Another option is to use a Qualified Personal Residence Trust (QPRT). This is an estate planning strategy in which a parent or other family member establishes a trust and transfers ownership of the home to the trust. The parent retains the right to use the residence for a set time period as stated in the trust. At the end of that time period, ownership of the home would be transferred to the beneficiaries -- your children.

6. Take a family vacation.

Your adult children may not feel comfortable sharing their money troubles with you, and they may not want your charity. Instead, do something to at least temporarily alleviate some of the stress and strain of their financial problems.

Take them all on a vacation.

Some of my kids' happiest memories of their grandparents are from family vacations -- all paid for by Grandma and Grandpa. My parents took the entire family to Disney World so they could enjoy watching my kids meet Mickey Mouse for the first time. Another time they took the whole gang on a 10-day cruise.

The payment of vacation expenses would technically be a gift and count against the grandparents' annual exclusion for that beneficiary, Schoenbrodt says.

But in practice, this gift of memories isn't something the IRS is likely to tax.

A Final Word About Gifting Rules

Before you gift anything, it's important to understand the tax implications.

You have a $1 million "lifetime gift exemption,'' meaning you can give away $1 million over your lifetime without facing tax consequences.

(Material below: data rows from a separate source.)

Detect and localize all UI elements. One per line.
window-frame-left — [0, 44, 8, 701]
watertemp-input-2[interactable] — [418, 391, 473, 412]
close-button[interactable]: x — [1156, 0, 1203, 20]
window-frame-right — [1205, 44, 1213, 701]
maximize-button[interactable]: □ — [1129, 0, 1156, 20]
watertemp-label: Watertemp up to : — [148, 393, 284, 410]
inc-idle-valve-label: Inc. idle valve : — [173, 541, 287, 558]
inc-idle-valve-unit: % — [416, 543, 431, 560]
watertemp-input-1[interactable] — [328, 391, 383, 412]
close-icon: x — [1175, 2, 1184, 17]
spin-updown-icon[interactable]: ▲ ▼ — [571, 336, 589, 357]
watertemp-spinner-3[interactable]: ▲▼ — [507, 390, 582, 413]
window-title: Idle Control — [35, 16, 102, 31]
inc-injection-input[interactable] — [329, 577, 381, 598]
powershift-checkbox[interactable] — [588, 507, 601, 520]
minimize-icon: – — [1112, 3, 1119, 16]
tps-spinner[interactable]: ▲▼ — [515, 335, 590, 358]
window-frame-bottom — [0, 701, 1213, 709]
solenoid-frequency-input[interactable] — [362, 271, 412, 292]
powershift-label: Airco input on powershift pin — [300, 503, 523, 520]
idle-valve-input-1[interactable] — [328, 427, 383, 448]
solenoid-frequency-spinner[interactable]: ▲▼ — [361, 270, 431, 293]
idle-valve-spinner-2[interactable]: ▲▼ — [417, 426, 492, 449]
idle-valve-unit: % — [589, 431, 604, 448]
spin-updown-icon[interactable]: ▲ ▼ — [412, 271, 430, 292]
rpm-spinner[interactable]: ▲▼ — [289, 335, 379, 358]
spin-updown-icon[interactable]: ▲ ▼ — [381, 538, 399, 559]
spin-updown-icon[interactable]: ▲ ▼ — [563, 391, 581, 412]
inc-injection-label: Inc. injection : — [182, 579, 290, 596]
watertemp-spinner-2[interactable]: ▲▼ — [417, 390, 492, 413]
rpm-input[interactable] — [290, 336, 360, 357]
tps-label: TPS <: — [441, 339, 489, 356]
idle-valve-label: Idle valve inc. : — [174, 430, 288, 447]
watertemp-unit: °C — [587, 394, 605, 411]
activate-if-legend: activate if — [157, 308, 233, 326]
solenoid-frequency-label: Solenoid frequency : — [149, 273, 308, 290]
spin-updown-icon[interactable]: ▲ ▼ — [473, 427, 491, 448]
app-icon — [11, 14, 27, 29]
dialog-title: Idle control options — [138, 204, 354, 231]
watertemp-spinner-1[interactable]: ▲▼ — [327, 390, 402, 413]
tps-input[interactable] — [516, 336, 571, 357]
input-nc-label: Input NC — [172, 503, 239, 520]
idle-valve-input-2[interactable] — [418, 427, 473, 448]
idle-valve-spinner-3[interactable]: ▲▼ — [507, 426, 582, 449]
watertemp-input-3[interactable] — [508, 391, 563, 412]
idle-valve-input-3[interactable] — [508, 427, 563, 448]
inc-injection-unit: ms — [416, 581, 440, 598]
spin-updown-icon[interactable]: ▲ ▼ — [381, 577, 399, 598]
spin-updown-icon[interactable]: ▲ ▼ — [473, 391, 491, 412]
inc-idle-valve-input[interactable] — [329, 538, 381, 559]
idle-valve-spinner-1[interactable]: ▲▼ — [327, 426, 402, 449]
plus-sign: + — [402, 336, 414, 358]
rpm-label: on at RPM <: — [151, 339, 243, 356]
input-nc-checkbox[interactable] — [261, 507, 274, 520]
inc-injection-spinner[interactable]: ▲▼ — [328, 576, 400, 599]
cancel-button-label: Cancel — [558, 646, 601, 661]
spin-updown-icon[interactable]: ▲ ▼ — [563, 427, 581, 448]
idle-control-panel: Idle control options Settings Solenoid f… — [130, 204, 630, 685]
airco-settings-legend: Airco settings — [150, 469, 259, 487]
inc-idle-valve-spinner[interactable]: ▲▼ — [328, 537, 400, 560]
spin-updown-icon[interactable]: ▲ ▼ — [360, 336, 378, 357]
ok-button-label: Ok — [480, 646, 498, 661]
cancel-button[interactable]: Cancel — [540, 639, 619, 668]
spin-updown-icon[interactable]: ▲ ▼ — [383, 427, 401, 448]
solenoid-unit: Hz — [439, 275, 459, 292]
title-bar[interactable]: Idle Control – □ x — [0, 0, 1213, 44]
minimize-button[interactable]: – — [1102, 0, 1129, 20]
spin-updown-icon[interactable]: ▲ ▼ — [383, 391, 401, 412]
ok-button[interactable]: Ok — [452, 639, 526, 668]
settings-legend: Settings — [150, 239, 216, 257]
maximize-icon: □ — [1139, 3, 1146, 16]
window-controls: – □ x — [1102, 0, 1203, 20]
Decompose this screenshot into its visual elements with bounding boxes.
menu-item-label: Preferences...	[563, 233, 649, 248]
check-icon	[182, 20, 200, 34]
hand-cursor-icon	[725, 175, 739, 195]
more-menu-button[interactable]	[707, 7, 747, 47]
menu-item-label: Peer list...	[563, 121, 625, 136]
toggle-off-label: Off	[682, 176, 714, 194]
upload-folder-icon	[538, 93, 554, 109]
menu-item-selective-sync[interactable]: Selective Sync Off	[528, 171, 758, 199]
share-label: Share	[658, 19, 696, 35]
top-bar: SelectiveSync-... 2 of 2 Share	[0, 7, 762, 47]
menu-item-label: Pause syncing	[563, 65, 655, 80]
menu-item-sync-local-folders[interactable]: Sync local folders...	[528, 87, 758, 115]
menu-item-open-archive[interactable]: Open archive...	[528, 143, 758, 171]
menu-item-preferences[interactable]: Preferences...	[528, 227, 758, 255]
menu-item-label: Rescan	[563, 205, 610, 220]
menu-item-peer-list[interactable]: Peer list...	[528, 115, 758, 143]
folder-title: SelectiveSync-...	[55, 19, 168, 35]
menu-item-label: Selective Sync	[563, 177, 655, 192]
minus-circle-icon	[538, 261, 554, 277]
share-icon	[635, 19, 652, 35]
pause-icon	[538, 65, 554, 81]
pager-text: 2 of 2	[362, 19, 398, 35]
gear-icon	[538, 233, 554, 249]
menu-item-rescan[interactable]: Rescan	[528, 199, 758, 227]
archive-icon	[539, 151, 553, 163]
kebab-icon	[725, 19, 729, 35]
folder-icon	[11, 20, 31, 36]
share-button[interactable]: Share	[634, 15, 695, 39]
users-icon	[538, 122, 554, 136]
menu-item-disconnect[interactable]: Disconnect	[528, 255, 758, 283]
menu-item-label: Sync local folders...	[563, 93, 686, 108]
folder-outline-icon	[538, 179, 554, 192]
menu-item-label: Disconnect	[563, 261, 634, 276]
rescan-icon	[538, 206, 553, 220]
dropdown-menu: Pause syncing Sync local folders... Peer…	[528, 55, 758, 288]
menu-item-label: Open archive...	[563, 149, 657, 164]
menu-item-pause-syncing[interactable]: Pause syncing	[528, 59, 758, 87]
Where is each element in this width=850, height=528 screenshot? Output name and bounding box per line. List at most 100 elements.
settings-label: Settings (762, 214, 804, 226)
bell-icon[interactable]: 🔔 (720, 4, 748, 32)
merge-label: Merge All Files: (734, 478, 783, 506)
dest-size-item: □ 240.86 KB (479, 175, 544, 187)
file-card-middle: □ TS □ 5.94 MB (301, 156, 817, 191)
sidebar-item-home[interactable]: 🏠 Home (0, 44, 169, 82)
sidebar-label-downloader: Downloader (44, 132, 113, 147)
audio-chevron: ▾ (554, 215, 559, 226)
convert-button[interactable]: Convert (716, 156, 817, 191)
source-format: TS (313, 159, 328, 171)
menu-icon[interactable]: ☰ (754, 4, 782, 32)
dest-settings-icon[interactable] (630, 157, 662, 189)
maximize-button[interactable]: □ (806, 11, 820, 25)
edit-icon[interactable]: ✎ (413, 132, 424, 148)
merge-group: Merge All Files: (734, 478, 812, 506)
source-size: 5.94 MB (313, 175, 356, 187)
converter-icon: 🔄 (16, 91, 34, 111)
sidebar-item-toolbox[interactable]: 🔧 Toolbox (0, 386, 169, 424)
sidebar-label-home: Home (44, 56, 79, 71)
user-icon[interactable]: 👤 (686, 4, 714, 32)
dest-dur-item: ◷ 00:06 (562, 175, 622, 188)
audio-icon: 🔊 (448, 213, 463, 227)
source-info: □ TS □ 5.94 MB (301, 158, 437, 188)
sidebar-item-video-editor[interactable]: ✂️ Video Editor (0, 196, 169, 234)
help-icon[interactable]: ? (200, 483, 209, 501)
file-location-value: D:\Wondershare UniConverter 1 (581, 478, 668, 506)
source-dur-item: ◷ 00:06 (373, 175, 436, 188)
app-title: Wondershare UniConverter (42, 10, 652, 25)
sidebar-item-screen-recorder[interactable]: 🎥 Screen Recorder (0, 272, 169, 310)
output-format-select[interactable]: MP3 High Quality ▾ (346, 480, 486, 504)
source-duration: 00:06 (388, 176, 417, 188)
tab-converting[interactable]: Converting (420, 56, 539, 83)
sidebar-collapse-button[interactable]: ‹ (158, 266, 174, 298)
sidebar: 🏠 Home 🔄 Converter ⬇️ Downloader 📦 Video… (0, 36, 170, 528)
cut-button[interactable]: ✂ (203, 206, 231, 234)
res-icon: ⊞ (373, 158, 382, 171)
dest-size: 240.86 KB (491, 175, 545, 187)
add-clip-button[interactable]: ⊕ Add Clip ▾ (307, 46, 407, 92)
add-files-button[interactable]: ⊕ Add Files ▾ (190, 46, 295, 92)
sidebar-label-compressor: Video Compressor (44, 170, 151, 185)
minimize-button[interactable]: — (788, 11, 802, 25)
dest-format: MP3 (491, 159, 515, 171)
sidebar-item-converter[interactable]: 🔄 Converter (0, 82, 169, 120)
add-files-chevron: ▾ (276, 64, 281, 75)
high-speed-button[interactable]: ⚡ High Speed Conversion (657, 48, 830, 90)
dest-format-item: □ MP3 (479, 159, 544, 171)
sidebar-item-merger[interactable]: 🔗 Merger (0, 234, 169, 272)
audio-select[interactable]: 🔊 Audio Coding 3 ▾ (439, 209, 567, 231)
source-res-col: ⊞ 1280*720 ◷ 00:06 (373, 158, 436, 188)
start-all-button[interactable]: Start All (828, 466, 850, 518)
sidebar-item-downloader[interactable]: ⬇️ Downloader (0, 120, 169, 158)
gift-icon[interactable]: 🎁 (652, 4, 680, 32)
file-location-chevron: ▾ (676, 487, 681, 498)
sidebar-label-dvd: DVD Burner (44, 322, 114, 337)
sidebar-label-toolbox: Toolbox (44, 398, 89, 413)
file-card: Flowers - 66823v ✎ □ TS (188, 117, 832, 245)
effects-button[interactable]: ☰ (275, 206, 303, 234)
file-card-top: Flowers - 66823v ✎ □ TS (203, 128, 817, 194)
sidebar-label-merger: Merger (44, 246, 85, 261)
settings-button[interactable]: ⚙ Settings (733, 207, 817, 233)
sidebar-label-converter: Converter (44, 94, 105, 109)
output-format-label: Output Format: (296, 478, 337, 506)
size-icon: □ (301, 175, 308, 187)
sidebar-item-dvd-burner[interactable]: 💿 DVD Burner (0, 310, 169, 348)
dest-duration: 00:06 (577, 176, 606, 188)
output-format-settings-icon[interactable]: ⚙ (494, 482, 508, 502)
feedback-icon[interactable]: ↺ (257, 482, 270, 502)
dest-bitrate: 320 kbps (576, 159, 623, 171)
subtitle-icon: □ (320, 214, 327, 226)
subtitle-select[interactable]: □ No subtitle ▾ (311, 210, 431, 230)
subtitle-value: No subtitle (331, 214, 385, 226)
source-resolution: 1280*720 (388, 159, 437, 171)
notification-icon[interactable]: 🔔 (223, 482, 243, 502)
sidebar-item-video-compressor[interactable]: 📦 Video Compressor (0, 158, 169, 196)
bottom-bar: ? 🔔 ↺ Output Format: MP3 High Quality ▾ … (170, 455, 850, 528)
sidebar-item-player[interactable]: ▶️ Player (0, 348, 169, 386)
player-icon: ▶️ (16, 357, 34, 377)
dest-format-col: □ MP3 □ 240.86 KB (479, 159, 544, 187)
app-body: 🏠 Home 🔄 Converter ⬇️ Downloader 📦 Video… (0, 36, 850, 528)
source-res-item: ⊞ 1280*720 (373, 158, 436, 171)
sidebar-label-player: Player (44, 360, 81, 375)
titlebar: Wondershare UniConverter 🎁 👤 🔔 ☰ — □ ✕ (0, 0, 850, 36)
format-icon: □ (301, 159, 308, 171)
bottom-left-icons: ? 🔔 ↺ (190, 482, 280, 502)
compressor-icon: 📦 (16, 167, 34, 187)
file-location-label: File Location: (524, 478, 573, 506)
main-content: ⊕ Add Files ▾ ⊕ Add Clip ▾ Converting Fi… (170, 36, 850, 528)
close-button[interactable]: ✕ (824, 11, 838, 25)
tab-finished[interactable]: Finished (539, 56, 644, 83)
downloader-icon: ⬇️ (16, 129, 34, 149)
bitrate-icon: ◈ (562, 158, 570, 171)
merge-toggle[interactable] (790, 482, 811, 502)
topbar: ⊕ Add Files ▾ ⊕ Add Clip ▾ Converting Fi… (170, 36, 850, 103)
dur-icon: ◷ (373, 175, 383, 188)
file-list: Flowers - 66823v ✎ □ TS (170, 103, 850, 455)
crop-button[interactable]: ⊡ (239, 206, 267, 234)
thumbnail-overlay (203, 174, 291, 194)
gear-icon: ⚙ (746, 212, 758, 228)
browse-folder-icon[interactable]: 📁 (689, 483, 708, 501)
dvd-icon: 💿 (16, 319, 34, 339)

Above that amount, gift taxes kick in. The maximum federal gift tax rate for 2010 is 35 percent. That will rise to 55 percent after Jan. 1, 2011.

Then there's the annual exclusion. In 2010, each taxpayer can gift up to $13,000 a year to as many individuals as they'd like without having to report the gift to the IRS. (Married couples can gift $26,000 to each individual.) Anything above $13,000 dips into the $1 million lifetime gift exemption.

When the giver dies, all taxable gifts (those over the $1 million lifetime exemption) are added back into the giver's estate when calculating any federal estate taxes that may be due, says Schoenbrodt.